No matter how many times you enter into its intricate workings it never fails to reveal some new facet of its story, or invite you to take different sides with its characters. Audiences introduced to Equus when it was first performed in the 1970s certainly find themselves looking at it anew here, especially when set in an age where TV was regarded as an anti-social medium, and its commercial jingles were the memes of their day.

The story concerns a psychiatrist’s attempt to treat a teenager accused of blinding six horses and although based on an actual incident, constructs its own kind of detective story around his examination of a deeply-troubled mind.

As the analyst, Zubin Varla is the latest in an illustrious line of actors to tackle the demanding central role.
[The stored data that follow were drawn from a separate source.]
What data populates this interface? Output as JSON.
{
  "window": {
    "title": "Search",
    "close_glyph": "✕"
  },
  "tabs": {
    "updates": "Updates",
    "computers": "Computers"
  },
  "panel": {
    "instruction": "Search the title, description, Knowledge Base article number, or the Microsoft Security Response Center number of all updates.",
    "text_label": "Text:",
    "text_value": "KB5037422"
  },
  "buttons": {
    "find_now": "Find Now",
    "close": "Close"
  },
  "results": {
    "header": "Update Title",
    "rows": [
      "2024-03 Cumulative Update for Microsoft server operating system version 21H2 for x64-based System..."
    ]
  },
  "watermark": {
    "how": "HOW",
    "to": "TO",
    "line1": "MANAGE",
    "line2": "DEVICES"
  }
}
His Professor Dysart is a nervy, incessantly-smoking professional who gradually comes to a disquieting evaluation of his own psyche. Opposite him Ethan Kai gives an equally absorbing performance as the teenage Alan Strang.
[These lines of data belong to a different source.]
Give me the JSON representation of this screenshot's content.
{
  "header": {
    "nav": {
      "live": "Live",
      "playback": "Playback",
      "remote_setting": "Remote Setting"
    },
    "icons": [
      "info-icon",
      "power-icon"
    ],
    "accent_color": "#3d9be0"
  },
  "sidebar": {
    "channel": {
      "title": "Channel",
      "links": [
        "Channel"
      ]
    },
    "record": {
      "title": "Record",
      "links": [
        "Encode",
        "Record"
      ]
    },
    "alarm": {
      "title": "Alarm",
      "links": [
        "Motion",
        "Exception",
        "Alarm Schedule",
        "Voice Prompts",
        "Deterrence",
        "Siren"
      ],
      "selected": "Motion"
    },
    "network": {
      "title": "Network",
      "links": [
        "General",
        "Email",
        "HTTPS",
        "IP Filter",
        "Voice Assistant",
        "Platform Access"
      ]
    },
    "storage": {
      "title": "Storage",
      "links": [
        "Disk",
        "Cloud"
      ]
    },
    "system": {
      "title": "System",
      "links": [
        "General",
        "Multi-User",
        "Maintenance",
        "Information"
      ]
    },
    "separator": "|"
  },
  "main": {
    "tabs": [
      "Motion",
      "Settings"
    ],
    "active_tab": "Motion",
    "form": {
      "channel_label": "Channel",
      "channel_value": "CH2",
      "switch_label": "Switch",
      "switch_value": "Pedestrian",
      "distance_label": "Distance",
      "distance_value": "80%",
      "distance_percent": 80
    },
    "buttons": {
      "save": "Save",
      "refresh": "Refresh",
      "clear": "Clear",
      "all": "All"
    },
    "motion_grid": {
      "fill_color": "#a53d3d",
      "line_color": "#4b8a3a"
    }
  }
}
In the ‘role’ (or fetlocks?) of one of the horses Ira Mandela Siobhan is especially effective, with dramatic side lighting giving him the physical outlines and musculature of a thoroughbred.

The stillness of some of the scenes is punctuated by searing moments of theatre that are used sparingly but with astonishing effect amidst Georgia Lowe’s clinical cell-like setting. The climax becomes a theatrical exorcism of sound, light and smoke effects that heighten the psycho-sexual imagery of a play that has never been for the faint-hearted.

In any age Equus remains as pungent a drama as those menthol cigarettes on which Dysart depends.